2,厚生労働省:令和元年 国民健康・栄養調査報告. [https://www.mhlw.go.jp/content/001066903.pdf](最終閲覧日:2025年3月15日)

3,三島和夫: 社会的ジェットラグと睡眠. 学術の動向. 2019: 32-39.

4,Patricia M Wong: Social Jetlag, Chronotype, and Cardiometabolic Risk. J Clin Endocrinol Metab. 2015;100(12):4612-20.

5,Sabia S, et al: Association of sleep duration in middle and old age with incidence of dementia. Nat Commun 12: 2289, 2021.
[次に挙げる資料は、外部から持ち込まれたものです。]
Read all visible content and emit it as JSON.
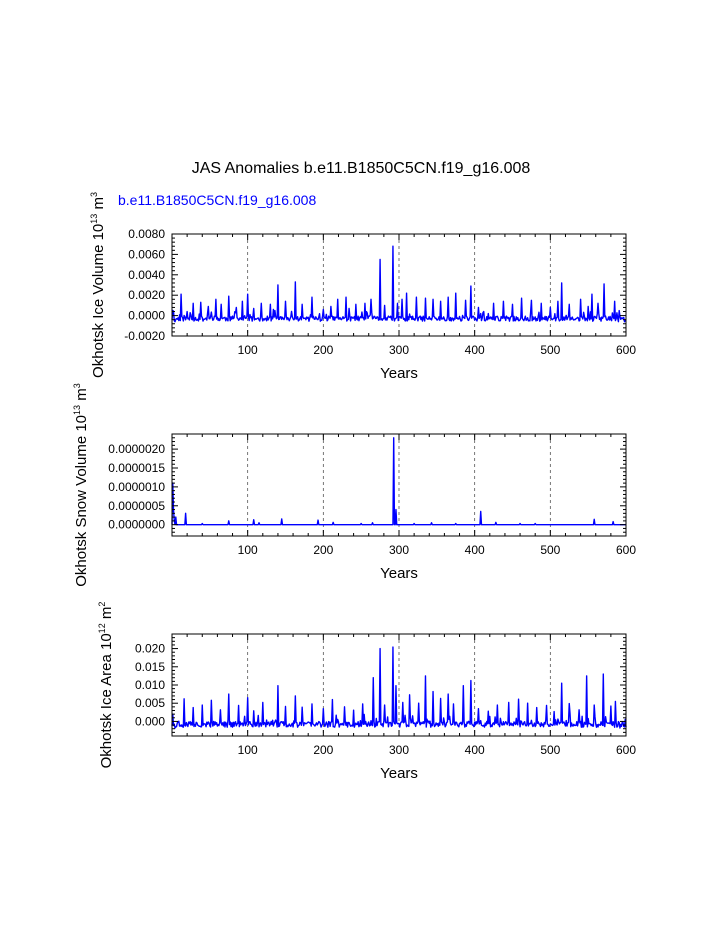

6,Femke Rutters, et al: Is social jetlag associated with an adverse endocrine, behavioral, and cardiovascular risk profile?J Biol Rhythms.2014;29(5):377-383.

7,Aric A Prather, et al: Behaviorally Assessed Sleep and Susceptibility to the Common Cold. Sleep.2015;38(9):1353-1359.        

8,厚生労働省:健康づくりのための睡眠ガイド2023. [https://www.mhlw.go.jp/content/001305530.pdf](最終閲覧日:2025年3月15日)

9,Sanae Oriyama, et al: Effects of two 15-min naps on the subjective sleepiness, fatigue and heart rate variability of night shift nurses. Ind Health. 2014;52(1):25-35.

10,Michele Lastella, et al:To Nap or Not to Nap? A Systematic Review Evaluating Napping Behavior in Athletes and the Impact on Various Measures of Athletic Performance. 2021;13:841-862.